Question: Akol, a plaintiff , a shareholder of corporation filed a case against Ben for the recovery of shares of stock. The case was dismissed in the Regional trial court. Subseqently filed in the appellate court and granted the same for the action for recovery of stocks. However damages was not awarded on reason that there was no evidence of the damage in the action. Aggreived by the decision Ben, file an petition for rewiew on certiorari with the Supreme Court. However , while the case is pending both of the parties voluntarily agreed for the compromise agreement to end litigation and to bear their own expenses in the litigation. If you were the judge in the higher court, would you grant the petition for review on certiorari?
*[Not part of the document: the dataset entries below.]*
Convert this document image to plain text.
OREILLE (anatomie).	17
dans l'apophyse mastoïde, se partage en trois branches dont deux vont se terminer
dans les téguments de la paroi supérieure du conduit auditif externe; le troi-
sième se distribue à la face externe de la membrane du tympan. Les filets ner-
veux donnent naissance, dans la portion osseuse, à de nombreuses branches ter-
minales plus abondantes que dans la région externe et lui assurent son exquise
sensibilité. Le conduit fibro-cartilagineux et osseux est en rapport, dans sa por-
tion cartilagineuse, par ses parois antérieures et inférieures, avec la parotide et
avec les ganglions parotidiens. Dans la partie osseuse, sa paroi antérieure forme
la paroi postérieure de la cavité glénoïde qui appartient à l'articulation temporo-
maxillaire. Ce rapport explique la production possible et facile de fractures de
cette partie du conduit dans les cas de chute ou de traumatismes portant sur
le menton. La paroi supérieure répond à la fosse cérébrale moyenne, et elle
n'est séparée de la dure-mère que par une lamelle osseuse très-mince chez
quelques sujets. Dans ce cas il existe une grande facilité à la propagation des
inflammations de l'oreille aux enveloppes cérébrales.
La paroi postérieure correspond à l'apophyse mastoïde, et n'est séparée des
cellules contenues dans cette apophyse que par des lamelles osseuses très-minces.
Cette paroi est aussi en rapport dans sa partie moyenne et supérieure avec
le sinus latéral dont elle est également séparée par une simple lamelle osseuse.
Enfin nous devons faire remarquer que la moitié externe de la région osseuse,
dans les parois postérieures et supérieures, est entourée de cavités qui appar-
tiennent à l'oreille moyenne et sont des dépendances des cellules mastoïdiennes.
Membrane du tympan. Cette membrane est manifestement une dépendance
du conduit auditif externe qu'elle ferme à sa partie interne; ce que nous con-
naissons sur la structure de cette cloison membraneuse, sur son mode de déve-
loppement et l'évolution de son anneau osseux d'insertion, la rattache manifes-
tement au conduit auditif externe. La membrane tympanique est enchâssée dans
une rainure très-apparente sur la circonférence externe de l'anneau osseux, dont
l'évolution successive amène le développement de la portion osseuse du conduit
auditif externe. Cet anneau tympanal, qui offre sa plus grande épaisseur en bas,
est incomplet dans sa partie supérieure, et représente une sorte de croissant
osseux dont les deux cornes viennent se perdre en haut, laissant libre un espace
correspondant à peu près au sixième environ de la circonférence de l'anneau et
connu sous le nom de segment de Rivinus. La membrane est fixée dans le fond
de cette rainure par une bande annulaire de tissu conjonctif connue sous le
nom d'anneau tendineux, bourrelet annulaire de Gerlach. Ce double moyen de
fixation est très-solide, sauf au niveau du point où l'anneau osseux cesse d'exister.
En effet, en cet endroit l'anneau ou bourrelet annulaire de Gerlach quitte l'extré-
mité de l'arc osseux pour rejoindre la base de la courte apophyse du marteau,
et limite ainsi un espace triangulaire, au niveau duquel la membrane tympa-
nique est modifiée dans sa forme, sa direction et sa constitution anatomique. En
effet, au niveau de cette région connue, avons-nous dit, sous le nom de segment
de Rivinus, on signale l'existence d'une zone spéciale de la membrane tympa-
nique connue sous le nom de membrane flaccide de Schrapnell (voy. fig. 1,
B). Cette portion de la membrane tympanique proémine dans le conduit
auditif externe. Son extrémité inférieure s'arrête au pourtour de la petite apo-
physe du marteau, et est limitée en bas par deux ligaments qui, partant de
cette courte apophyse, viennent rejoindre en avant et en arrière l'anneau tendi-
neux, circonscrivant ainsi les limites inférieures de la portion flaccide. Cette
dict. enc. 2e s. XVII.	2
Answer: The petion will be rendered moot and academic. The agreement reveals it is a compromise agreement sanctioned under Article 2028 of the Civil Code to wit as follows: A compromise is a contract whereby the parties, by making reciprocal concessions, avoid a litigation or put an end to one already commenced. Its terms and conditions are not contrary to law, morals, good customs, public policy and public order. Hence, judgment can be validly rendered thereon.